LLVM Comparison for Tracking Decompiling Progress

The team needs to use the LLVM API to create a reward function that will judge how close we are to our goal of lifting decompiled LLVM into compiler generated unoptimized LLVM. Specifically, we will need to compare two LLVM functions, one compiled by Clang to unoptimized LLVM and the other lifted by a decompiler to LLVM. This document outlines which aspects of an LLVM program we might want to compare and how these can be quantified as a reward function. It is important to note that as the team trains the RL agent, the reward function will need to be refined.


What to compare?

The team will be using the equivalency class method described in the RL part of the documentation to transform the LLVM. This method is guaranteed to retain the behavior of the program, so our reward function will not need to compare behavior.

Additionally, we plan to decompile at a function by function level, so we will not have to worry about comparing whole programs.

Instead, the team will focus on the LLVM classes for Functions, Basic Blocks, and Instructions. The LLVM Comparator function will provide good reference for comparison, although that class is used to compare behavior.

Possible attributes to compare include:

  • Number of instructions
  • Number of identical instructions
  • Number of instructions which are of the same type
  • Instruction operators and operands
  • Function return type
  • Function symbol table
  • Function control flow graph
  • Number of identical basic blocks

The following sections describe how these metrics might be obtained and the weight the team might give them.


Instruction level comparisons:

The number of instructions, number of identical instructions and number of instructions of the same type are all easily obtained from the functions provided by the LLVM API. However, these might not provide the best information.

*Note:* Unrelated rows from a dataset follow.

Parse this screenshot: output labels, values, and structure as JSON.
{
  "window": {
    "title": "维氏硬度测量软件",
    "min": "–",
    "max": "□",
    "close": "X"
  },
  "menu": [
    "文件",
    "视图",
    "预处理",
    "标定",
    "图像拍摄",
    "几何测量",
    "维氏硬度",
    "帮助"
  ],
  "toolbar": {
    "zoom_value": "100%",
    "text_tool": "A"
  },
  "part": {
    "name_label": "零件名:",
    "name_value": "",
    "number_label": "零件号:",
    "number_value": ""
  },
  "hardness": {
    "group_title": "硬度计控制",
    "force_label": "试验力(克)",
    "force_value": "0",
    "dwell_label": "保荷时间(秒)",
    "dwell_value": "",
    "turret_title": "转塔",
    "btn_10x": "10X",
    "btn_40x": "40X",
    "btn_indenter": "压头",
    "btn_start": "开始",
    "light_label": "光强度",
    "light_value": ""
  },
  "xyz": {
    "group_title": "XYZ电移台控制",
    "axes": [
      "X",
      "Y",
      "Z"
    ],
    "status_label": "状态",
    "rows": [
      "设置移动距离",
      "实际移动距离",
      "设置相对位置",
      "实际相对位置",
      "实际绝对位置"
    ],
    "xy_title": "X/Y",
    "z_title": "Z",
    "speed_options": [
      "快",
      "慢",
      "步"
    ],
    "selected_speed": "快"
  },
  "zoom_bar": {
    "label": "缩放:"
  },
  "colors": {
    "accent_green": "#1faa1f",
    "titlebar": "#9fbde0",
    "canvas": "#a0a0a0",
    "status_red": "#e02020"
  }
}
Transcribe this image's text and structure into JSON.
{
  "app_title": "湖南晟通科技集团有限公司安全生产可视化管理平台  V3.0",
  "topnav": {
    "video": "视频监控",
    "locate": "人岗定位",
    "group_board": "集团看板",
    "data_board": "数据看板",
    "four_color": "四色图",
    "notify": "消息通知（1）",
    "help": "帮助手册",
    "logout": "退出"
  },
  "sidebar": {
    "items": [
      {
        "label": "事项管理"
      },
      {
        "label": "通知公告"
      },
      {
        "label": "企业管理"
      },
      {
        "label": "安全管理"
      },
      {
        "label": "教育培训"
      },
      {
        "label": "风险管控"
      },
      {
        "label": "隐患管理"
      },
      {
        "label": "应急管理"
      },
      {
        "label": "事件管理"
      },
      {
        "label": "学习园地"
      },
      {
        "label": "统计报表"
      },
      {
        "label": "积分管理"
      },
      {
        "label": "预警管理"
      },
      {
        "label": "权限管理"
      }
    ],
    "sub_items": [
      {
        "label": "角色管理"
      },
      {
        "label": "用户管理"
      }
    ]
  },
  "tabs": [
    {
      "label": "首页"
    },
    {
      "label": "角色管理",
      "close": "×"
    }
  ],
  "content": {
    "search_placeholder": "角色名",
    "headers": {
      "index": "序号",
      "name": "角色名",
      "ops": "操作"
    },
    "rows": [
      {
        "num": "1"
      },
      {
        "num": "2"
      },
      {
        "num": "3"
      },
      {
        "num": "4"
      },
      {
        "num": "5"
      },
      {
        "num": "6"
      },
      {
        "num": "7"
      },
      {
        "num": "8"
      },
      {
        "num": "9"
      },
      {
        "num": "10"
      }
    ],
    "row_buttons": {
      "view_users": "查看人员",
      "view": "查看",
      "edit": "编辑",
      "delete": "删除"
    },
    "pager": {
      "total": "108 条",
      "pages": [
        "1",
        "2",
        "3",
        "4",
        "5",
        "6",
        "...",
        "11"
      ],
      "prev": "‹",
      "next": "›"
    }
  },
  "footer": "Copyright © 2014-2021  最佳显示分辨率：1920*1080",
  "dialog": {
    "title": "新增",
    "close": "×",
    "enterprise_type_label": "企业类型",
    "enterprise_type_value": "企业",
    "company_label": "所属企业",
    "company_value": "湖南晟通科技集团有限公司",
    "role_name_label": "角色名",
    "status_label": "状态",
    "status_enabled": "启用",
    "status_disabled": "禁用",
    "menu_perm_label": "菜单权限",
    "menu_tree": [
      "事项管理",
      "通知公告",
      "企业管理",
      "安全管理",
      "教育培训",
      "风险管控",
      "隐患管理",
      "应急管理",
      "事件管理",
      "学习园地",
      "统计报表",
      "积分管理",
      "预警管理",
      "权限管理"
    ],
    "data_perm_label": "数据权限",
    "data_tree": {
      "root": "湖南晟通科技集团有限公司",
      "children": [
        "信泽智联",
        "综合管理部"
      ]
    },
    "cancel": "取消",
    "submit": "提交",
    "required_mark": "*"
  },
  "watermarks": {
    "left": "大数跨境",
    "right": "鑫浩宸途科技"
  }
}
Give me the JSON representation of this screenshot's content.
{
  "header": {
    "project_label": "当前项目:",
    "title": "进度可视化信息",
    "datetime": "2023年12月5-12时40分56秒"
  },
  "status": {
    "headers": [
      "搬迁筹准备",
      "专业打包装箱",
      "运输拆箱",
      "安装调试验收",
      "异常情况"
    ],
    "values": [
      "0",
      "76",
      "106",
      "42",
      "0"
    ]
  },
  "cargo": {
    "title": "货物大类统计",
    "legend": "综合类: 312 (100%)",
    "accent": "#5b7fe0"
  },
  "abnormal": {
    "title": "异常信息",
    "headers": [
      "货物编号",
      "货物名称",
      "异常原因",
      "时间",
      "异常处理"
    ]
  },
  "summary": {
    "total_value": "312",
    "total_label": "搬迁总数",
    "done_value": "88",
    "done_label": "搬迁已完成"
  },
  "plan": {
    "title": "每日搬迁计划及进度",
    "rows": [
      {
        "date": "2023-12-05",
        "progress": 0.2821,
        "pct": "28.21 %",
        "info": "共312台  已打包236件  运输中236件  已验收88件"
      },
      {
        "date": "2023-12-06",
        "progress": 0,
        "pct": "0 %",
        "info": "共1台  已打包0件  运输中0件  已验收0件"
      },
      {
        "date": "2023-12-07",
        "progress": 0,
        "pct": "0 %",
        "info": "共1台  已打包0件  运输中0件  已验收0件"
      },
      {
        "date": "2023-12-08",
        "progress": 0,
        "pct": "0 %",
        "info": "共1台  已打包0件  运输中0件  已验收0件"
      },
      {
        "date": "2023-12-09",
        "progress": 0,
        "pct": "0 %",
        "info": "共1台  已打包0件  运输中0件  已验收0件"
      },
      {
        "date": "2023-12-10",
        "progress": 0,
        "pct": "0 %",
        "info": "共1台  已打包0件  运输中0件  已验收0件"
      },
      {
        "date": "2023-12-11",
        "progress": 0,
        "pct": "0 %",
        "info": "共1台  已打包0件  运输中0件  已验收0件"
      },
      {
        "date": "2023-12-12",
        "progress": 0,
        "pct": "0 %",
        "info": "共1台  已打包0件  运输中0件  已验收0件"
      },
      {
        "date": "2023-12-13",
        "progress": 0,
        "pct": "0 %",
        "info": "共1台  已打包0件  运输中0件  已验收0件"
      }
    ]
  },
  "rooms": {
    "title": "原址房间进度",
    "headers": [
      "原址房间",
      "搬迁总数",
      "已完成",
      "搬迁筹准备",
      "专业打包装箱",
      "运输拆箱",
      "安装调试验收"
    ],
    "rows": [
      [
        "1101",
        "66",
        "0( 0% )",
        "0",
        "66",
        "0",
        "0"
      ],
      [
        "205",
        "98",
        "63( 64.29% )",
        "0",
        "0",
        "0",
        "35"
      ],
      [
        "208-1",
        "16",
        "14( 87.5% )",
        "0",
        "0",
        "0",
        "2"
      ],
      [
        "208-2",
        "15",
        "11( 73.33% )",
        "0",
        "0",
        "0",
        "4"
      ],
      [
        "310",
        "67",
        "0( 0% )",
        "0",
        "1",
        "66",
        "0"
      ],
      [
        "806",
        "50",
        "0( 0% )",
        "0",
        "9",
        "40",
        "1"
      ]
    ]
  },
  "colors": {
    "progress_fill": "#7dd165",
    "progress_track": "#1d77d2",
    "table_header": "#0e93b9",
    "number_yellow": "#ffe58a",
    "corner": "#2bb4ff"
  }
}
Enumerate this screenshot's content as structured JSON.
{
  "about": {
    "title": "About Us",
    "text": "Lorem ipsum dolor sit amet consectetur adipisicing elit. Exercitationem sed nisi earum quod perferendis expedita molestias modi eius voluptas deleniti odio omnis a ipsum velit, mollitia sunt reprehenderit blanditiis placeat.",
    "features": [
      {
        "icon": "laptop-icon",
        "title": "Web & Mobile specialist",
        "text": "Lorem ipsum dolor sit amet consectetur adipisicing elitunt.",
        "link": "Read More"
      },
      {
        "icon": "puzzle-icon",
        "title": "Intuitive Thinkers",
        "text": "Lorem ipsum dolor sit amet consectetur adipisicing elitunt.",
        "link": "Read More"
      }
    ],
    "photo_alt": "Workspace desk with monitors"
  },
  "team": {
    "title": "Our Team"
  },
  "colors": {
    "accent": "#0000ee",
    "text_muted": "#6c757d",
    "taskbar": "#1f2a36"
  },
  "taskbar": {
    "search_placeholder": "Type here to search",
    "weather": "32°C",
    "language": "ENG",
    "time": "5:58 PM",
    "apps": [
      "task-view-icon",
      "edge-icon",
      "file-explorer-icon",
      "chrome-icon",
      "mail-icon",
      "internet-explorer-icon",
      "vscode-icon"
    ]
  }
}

Two functions can have the same behavior and the same instructions but still be internally very different. Two functions can have the same number of addition operators, for example, but have all or most of them used in different parts of the functions for two different reasons. And we are not likely to have many precisely identical instructions, which may lead us to an unjustly bad score if we base our reward off of the number of identical functions. Instead of looking for a high number of identical instructions, the reward function may determine the similarity of individual instructions, give individual instructions a similarity ranking, and then use those rankings to determine the similarity of the entire program. The meta data of an instruction, retrieved with the getMetadata function, can provide information like the instruction operators and operands. This data can be used to determine the similarity of an instruction.

The comparison of instructions then becomes another important area to consider. What makes to instructions similar, and how can this be quantifiably measured? The measurements which we currently know are available to us include the type of instruction and the number and type of the instruction’s operands. The LLVM Comparator class includes a function to compare instructions which may be a useful reference.


Basic Block Level Comparison:
Basic blocks can be compared at an instruction level. Then, the similarity of a basic block may be used to calculate the similarity of whole functions.

Function Level Comparison:
Function similarity may be calculated by the similarity of its basic block and its instructions, but it can also be calculated by attribute of the function. The function’s symbol table can be used not only directly for comparison, but also to determine which variables are the same across to different functions with different variable names. Control flow graph comparison can be used to see if the two different programs accomplish their behavior in the same or similar ways.